Por Frank Lozano:
Están por terminar las precampañas de los precandidatos a la presidencia de la república. Dicho ejercicio ha servido para varias cosas. En primer lugar, que se están consolidando tendencias. A la cabeza, Andrés Manuel López Obrador, seguido por Ricardo Anaya en segundo lugar y en tercero José Antonio Meade.

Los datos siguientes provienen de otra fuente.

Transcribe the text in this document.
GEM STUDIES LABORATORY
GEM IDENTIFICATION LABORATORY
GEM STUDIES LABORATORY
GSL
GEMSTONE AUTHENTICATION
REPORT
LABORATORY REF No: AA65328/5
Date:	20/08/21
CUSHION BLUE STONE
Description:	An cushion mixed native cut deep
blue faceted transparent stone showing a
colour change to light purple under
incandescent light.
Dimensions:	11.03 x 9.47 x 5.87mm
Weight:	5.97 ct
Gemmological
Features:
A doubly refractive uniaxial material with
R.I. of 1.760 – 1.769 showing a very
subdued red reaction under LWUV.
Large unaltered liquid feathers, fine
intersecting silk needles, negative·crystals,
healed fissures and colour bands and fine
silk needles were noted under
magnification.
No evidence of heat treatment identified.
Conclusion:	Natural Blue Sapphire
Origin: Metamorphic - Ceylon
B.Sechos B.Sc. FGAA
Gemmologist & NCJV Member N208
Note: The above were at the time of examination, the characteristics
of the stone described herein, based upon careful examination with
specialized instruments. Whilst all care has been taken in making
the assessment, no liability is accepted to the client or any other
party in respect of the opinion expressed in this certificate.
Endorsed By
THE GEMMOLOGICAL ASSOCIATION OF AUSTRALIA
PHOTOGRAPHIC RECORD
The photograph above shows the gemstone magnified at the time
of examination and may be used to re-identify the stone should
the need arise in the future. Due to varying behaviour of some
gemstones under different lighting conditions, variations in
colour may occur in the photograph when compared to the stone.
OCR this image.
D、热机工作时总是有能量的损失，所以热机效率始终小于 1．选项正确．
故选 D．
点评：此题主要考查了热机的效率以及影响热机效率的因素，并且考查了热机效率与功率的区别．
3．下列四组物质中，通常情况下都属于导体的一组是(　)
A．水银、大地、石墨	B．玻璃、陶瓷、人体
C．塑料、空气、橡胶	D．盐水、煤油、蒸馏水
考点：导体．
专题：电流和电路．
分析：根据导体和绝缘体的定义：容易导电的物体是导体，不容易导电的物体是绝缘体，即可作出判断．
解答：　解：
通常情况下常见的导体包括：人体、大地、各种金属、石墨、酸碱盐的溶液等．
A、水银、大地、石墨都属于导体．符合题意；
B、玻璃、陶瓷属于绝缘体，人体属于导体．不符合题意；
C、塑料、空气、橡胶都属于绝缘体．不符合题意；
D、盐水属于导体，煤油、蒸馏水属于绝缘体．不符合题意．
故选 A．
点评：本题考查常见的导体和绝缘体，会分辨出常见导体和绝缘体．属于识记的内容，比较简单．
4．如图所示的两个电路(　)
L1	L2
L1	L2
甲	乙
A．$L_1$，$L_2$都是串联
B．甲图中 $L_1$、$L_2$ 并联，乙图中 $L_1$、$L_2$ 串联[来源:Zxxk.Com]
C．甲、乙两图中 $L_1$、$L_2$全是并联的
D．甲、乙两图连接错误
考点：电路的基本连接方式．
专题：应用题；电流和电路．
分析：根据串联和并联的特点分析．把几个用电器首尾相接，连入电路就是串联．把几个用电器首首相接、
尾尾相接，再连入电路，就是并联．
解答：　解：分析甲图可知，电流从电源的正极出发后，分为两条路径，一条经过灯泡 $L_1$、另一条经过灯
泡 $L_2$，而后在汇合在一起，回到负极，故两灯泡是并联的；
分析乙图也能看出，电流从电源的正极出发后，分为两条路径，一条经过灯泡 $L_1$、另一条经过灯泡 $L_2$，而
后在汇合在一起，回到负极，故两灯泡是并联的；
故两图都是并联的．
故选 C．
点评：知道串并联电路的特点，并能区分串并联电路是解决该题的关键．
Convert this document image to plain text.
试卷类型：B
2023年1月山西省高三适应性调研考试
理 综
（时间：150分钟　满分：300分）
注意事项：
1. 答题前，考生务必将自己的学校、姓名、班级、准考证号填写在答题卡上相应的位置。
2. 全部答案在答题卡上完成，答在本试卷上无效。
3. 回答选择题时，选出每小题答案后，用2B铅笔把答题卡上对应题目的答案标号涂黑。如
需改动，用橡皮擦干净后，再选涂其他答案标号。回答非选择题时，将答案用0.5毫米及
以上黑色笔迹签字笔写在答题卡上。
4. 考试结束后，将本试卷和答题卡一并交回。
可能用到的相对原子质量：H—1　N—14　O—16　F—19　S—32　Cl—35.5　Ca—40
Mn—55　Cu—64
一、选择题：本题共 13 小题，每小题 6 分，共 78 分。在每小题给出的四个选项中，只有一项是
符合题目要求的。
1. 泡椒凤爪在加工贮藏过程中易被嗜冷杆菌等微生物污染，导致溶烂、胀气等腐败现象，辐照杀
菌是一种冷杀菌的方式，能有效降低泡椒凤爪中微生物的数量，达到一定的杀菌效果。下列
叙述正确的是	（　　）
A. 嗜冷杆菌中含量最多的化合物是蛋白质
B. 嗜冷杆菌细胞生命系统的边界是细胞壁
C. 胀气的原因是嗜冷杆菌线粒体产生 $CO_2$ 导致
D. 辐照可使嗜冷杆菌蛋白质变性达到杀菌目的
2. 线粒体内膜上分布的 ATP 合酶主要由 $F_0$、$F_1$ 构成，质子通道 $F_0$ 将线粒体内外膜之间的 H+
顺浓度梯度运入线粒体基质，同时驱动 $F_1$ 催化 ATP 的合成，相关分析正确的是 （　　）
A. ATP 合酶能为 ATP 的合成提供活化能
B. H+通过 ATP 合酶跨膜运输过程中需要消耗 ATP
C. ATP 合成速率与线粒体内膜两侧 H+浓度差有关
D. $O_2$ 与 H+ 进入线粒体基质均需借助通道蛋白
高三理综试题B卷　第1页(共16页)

En segundo lugar, está acelerando los reacomodos internos de las fuerzas políticas, así como la pepena de personajes, que van y vienen de un partido a otro. En tercer lugar, las precampañas están sirviendo como laboratorio para probar la eficacia del discurso, no solo el positivo, sino principalmente, para ir ajustando el negativo, el de la diferenciación y contraste.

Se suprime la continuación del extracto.